Concentration of Activin A in human and mouse serum samples were performed using sandwich ELISA-Activin A immunoassay kit from R&D system (Cat DAC008).
Bioinformatic and Statistical Analysis
The Illumina bead chip output files were processed and analysed using the R statistical software (v 2.11)(33) and statistical testing was performed using the Linear Models for Microarray Analysis (limma) package and DESeq2(13,34). Differential gene expression between the experimental groups was assessed by generating relevant contrasts corresponding to the possible cell type comparisons. Raw p-values were corrected for multiple testing using the false discovery rate controlling procedure of Benjamini and Hochberg (35); adjusted p-values <0.01 were considered significant. Gene set enrichment analysis methods (GSEA) are as described(36,37). Pathway representation was performed using the MetaCore pathway analysis software from Clarivate Analytics. Unless otherwise specified, data transformation and analysis was performed with Microsoft Excel (Microsoft Inc., USA). Statistical analysis and data presentation were performed with GraphPad Prism (GraphPad Software Inc., USA).
Supplementary Figure 1:
A) HuH7 cells were incubated with recombinant IFNα 2a for 24h, followed by RNA extraction and RT-qPCR quantification of mRNA encoding INHBA. n=4 independent experiments; mean + S.E.M.; analysis by two-tailed unpaired t-test.
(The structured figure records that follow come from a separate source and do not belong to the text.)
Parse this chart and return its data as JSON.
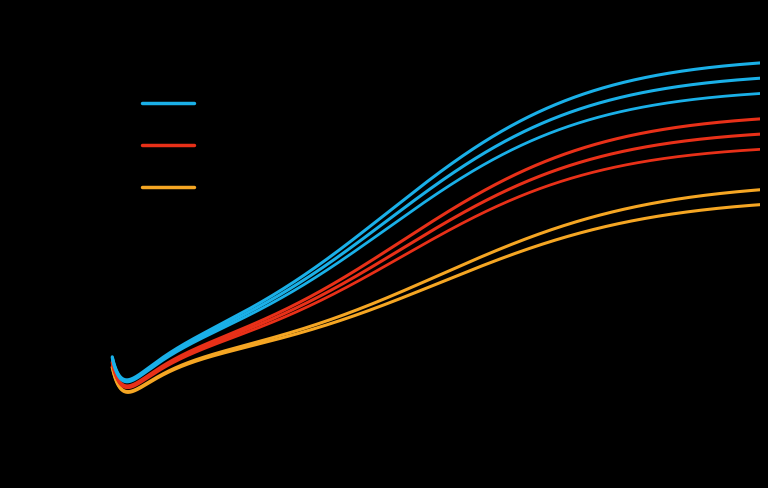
{
  "background_color": "#000000",
  "curves": [
    {
      "color": "#1ab0e8",
      "group": "blue",
      "final_val": 1.0,
      "lw": 2.2
    },
    {
      "color": "#1ab0e8",
      "group": "blue",
      "final_val": 0.95,
      "lw": 2.2
    },
    {
      "color": "#1ab0e8",
      "group": "blue",
      "final_val": 0.9,
      "lw": 2.0
    },
    {
      "color": "#e83018",
      "group": "red",
      "final_val": 0.82,
      "lw": 2.2
    },
    {
      "color": "#e83018",
      "group": "red",
      "final_val": 0.77,
      "lw": 2.2
    },
    {
      "color": "#e83018",
      "group": "red",
      "final_val": 0.72,
      "lw": 2.0
    },
    {
      "color": "#f5a623",
      "group": "orange",
      "final_val": 0.6,
      "lw": 2.2
    },
    {
      "color": "#f5a623",
      "group": "orange",
      "final_val": 0.55,
      "lw": 2.2
    }
  ],
  "legend": [
    {
      "color": "#1ab0e8"
    },
    {
      "color": "#e83018"
    },
    {
      "color": "#f5a623"
    }
  ],
  "xlim": [
    0.0,
    1.0
  ],
  "ylim": [
    -0.35,
    1.15
  ]
}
B) C) D) Co-incubation with activin A synergistically enhances the antiviral effect of IFNα in the OR6 HCV replicon model. OR6 cells were incubated with a titration of recombinant human IFNα in the presence of titrating doses of recombinant human activin A; cells were assayed at 72 h post-incubation for Renilla luciferase (A) and Cell Titer Glo (B), with signal presented relative to the untreated condition. Renilla luciferase signal is normalized to Cell Titer Glo intensity, to account for variation in cell number, in (C). Normalized for the dose-dependent diminution in cell number/viability caused by activin A, co-incubation with activin A synergistically enhances the antiviral effect of both 10 U/mL and 100 U/mL IFNα. n=3 independent experiments in biological triplicate; mean+SEM; analysis by 2-way ANOVA and Bonferroni’s multiple comparisons test with respect to the ZERO activin A condition within each group.
Acknowledgements
The authors would like to thank Dr. Azim Ansari for useful discussions; Dr Jo Miller, Professor Nicole Zitzmann, Dr Rachel Rigby and Professor Jan Rehwinkel for technical advice and experimental assistance. The authors also thank the High-Throughput Genomics Group at the Wellcome Trust Centre for Human Genetics (funded by Wellcome Trust grant reference 090532/Z/09/Z and MRC Hub grant G0900747 91070) for the generation of the Sequencing and micro-array data). This research was supported by the Wellcome Trust (WT109965MA) NIHR Senior Fellowship (PK), NIH U19 I082360. The authors wish to acknowledge the BRC Oxford GI Biobank in collecting and making available the samples/data used in the generation of this publication. The research was supported by the National Institute for Health Research (NIHR) Oxford Biomedical Research Centre (BRC). The views expressed are those of the authors and not necessarily those of the NHS, the NIHR or the Department of Health.
The data that support the findings of this study are available from the corresponding author upon reasonable request.